Alma hocha la tête. En réalité elle n’était pas si rassurée que ça. Elle avait un mauvais pressentiment mais préféra se taire. Ils savaient tous se débrouiller et elle leur faisait confiance. Enfin peu importe ce qui pouvait arriver à Soan, lui qui était aussi louche que ces tunnels.
Sur ces paroles et avec leur parchemin en main, ils s’engagèrent dans leur chemin respectif.
******
Pendant que les autres magiciens volaient dans leur tunnel, Soan lui, devait courir. N’ayant pas les mêmes capacités, il devait se débrouiller comme il pouvait.
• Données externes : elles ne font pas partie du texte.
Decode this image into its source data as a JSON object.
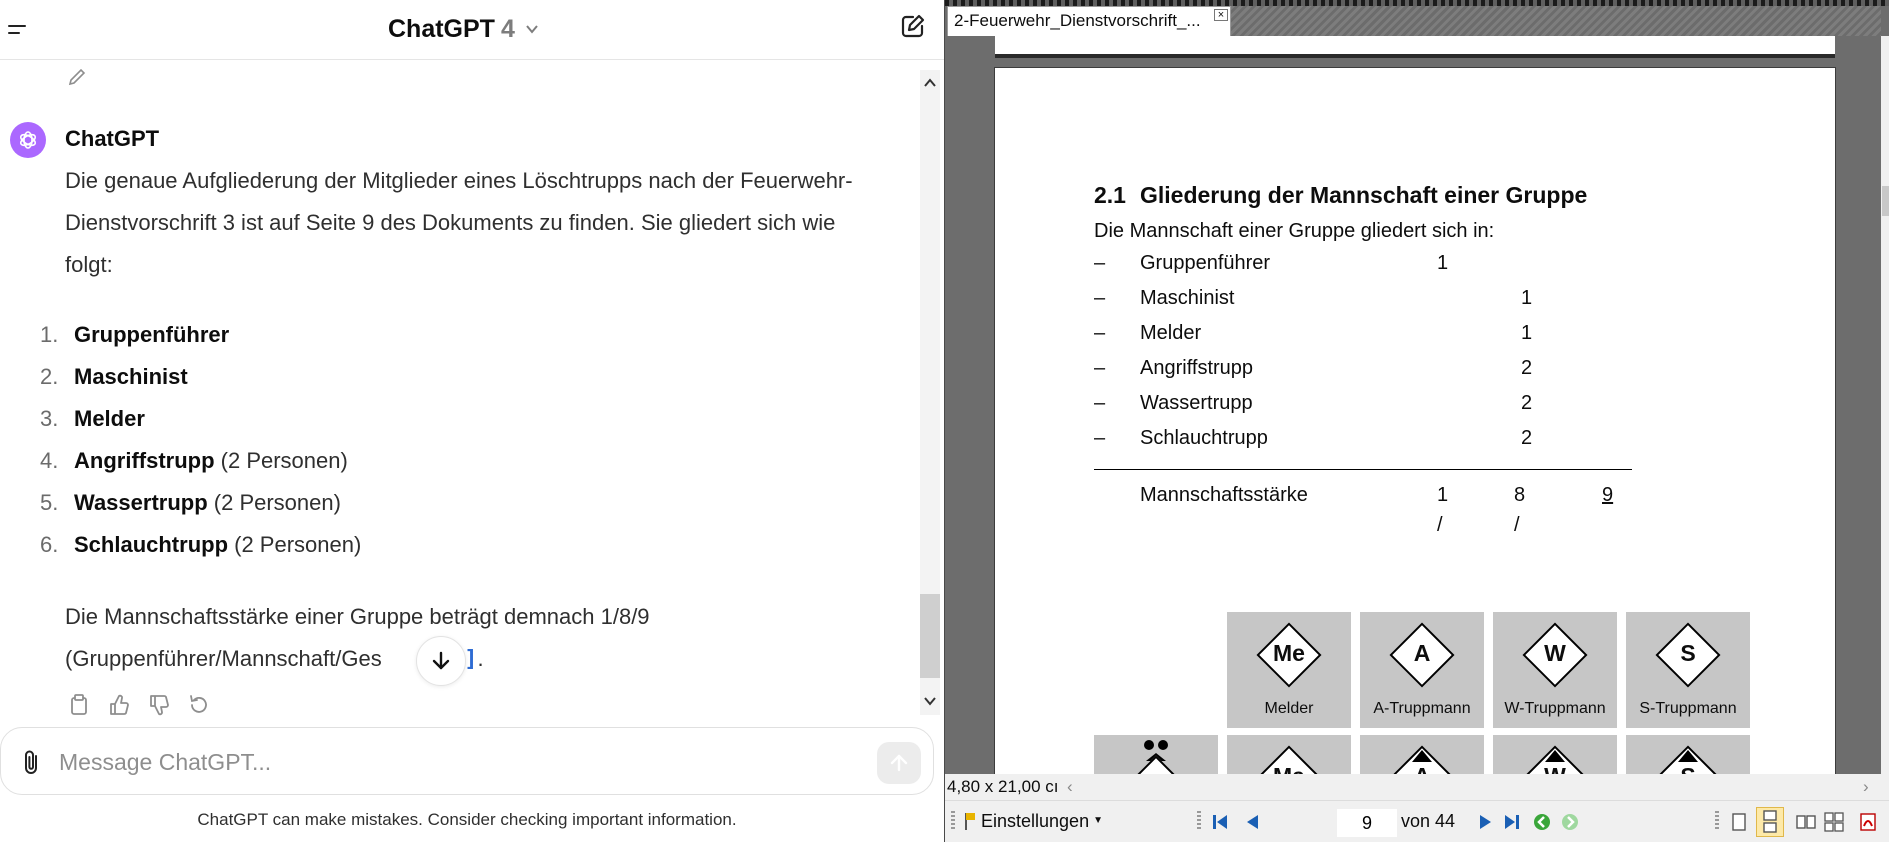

Pourtant après ce qui lui paraissait des heures de course, il ne semblait pas le moins du monde essoufflé.
Le feu avait mangé sa torche de moitié. Les murs étaient sales et humides. Il était sûr que ces galeries étaient très anciennes et il pensa qu’elles avaient dû être utilisées pendant la guerre de mille ans. Cette guerre dont il a tant besoin d’en savoir plus. Il se dit étrangement, que son futur dépendait de toutes les informations qu’il récolterait mais surtout, de ce qu’il en ferait.
Ses pas résonnaient atrocement fort entre les deux murs mais il s’interrompit brusquement, laissant un silence encore plus assourdissant.
Frappé par son instinct, il lança sa torche qui tomba au sol.
Au contact de l’objet, le sol se déroba sous ses yeux dans un vacarme. Les pierres atterrirent dans ce qui s’emblait être de l’eau. Une rivière souterraine peut-être. Le feu s’éteignit pendant sa chute. Il se retrouvait désormais dans le noir complet et sans une once de lumière ou de chaleur, un frisson le parcouru violemment.
—J’ai eu chaud, se dit-il.
Les tunnels étaient bien vieux et en mauvais état. Il était parfaitement logique qu’à certains endroits les sols soient complètement fichus. Il avait eu de la chance de ne pas être tombé sur un trou avant. Il prit soin de le noter sur son parchemin avec une petite croix. Deux intersections qu’il avait rencontrées plus tôt étaient également notées ; deux carrefours menant à droite, à gauche et tout droit. Pour éviter toute mauvaise surprise il avait décidé de continuer tout droit à chaque fois. Et puis il s’était dit que si lui avait des intersections, les autres en avaient surement également et ils arriveraient bien à tout faire coïncider en partageant leurs plans.
Reprenant finalement son chemin après quelques minutes comme si l’obscurité n’avait aucun effet sur lui, il sauta par-dessus le trou et continua sa course.
Parce qu’en réalité, il voyait dans ce tunnel, comme on voit en plein jour. Après tout il n’était pas un garçon très ordinaire.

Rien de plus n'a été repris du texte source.